Et en termes d'expérimentations, Bordeaux constitue un « terrain de jeu » inestimable pour Penfolds. Comme le souligne Peter Gago, l'incontournable « chief winemaker » de Penfolds depuis 2002 : « les Bordelais l'ont sans doute eux-mêmes oublié, mais quand il s'agit de parler de grands vins, peu de régions peuvent se hisser au niveau de Bordeaux. Bordeaux, ce n'est pas seulement les grands châteaux, le prestige, ce sont des terroirs, des savoir-faire, une tradition viticole de grande précision. À titre personnel, j'ai toujours eu beaucoup de vins de Bordeaux dans ma cave, en Australie. Donc pour nous, il était normal de venir un jour faire de grands vins ici. C'est pourquoi nous avons fait ces acquisitions en quelques années, de Cambon la Pelouse à Lanessan. Nous avons pris le temps de bien connaître ces lieux, ces terroirs, car tout part de là. Du sol, des vignes, du vin. C'est ce que nous ferons à ce niveau qui perdurera dans plusieurs décennies. Nous allons maintenir la qualité des vins, de nos références FWT 585 et FWT 543. Nous n'excluons pas de produire plus tard des parcellaires très identifiés. Et bien sûr nous conservons la marque Château Lanessan. Ensuite vient le reste du projet, autour de l'hospitalité, de l'œnotourisme. L'histoire de Bordeaux a toujours été vitalisée par des énergies venues d'ailleurs, et nous espérons apporter notre pierre à l'édifice. »
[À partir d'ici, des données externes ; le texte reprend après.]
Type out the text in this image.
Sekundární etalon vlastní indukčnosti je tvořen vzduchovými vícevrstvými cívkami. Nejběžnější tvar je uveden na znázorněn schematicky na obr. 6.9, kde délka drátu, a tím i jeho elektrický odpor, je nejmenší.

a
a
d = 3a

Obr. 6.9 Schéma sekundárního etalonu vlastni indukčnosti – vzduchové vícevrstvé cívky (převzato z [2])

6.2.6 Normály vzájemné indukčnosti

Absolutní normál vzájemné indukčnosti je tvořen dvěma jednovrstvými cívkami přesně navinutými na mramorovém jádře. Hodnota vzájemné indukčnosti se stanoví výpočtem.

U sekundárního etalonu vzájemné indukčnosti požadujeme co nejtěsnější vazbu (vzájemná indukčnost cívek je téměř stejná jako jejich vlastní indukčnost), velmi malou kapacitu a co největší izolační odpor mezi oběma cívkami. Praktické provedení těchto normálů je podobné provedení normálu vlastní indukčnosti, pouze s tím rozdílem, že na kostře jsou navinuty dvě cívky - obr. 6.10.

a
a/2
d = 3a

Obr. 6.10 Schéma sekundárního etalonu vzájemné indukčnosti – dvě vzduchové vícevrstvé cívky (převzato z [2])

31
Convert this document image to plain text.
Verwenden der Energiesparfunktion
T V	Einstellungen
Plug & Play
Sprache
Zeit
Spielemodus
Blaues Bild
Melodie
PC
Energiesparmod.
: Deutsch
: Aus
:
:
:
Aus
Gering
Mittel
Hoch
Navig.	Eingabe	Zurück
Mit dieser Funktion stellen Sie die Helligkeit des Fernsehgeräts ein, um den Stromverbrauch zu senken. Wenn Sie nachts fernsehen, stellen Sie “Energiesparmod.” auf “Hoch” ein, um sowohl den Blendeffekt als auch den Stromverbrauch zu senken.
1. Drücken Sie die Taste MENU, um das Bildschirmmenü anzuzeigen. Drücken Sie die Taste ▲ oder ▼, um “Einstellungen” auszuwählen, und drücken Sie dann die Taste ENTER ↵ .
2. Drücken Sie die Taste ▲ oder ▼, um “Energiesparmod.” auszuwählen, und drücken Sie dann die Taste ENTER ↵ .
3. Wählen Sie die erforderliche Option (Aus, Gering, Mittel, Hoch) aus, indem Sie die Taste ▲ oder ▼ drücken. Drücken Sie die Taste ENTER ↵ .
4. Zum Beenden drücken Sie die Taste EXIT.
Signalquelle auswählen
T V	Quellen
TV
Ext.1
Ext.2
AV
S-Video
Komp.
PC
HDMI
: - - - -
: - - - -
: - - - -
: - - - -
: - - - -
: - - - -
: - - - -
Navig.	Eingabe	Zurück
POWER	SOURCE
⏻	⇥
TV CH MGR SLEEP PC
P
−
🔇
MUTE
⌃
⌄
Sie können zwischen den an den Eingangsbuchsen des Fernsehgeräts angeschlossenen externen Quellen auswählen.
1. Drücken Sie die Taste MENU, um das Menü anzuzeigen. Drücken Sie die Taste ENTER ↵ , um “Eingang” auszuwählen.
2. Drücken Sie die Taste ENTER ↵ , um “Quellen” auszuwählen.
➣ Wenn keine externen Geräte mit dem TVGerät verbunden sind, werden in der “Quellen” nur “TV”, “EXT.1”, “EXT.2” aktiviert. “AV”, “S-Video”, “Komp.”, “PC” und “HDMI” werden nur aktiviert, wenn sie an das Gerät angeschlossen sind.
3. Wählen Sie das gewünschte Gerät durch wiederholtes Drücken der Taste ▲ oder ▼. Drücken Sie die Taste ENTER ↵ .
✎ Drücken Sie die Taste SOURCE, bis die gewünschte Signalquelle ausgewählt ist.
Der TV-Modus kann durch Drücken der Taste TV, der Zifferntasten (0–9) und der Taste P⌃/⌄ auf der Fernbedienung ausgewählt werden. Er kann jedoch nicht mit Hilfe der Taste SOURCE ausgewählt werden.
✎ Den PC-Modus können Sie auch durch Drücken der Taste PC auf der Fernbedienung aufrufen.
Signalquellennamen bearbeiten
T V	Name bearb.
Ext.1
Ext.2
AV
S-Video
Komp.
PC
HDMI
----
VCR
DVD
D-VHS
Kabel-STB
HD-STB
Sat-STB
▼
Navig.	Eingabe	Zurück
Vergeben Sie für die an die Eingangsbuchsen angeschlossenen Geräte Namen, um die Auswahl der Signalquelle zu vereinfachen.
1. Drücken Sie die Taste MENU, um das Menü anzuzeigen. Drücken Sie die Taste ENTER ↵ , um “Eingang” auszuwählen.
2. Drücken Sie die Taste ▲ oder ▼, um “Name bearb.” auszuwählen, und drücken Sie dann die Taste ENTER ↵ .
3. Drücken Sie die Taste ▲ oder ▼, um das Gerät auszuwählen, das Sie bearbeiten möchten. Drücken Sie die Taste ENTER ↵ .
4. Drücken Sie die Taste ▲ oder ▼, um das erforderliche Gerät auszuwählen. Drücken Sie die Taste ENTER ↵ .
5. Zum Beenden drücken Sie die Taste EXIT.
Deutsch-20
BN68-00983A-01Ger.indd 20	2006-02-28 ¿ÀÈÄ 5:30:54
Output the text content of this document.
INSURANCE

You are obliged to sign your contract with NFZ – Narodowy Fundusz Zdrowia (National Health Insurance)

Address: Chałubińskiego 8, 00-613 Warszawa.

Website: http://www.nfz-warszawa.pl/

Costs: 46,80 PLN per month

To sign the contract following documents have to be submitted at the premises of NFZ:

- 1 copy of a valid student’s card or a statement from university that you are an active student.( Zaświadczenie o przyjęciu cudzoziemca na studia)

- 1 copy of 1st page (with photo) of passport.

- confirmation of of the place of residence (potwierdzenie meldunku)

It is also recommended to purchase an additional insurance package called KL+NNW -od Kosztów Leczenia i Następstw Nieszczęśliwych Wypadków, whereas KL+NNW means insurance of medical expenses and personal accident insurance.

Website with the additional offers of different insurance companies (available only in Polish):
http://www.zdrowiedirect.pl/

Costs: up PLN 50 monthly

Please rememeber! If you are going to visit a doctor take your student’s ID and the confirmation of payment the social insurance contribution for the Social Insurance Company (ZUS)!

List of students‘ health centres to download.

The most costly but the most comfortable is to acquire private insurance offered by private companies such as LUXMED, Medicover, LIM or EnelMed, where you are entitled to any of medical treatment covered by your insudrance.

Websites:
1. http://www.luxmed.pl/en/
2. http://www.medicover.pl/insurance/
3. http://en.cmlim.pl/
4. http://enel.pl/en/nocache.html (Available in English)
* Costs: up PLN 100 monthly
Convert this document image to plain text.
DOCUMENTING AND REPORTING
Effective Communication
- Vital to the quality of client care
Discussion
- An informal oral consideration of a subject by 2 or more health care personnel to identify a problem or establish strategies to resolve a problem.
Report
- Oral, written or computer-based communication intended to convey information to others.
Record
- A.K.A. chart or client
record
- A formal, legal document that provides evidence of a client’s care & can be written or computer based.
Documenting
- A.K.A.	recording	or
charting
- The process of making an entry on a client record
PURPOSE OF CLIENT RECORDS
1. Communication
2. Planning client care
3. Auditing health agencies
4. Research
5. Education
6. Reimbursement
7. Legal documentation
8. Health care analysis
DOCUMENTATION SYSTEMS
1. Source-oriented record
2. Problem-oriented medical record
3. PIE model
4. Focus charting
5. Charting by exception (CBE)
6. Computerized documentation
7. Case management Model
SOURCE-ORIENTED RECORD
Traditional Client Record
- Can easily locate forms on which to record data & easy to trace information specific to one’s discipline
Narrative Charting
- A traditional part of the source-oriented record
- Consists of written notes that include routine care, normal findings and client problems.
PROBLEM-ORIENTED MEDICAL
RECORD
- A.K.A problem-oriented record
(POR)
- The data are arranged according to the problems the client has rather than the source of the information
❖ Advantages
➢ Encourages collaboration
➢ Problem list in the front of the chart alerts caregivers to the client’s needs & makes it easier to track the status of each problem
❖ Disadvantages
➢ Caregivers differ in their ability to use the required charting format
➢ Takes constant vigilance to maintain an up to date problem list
Un projet œnotouristique en plein Médoc

Peter Gago évoque un projet d'hospitalité et d'œnotourisme, et ce dernier constitue en effet le deuxième pilier du projet dévoilé par Penfolds, dont le château Lanessan est l'épicentre : tout d'abord, un projet de nouveau chai, à la fois intégré au paysage, ultra moderne et durable, est conduit par l'architecte Audrey Pédezert (Atelier Mazières). Les travaux doivent commencer au printemps prochain pour une livraison pour les vendanges 2028. Le château Lachesnaye, vignoble anciennement rattaché à Lanessan bénéficiant d'un bâtiment du XIXᵉ siècle, intégrera la partie accueil des visiteurs, boutique, dégustations… Des offres de restauration et d'hébergement sont à l'étude pour proposer une « expérience unique » aux amateurs qui viendront à Cussac-Fort-Médoc. Lanessan disposant déjà d'un environnement exceptionnel (200 hectares de parcs et forêts, un musée du cheval, une grande verrière), les perspectives œnotouristiques du lieu semblent considérables. Maintenant que le cap est officiellement donné, il ne reste plus que quelques années à attendre pour voir surgir de terre cette enclave australienne dans le Médoc qui bénéficiera, à n'en pas douter, de toute la puissance de la marque Penfolds.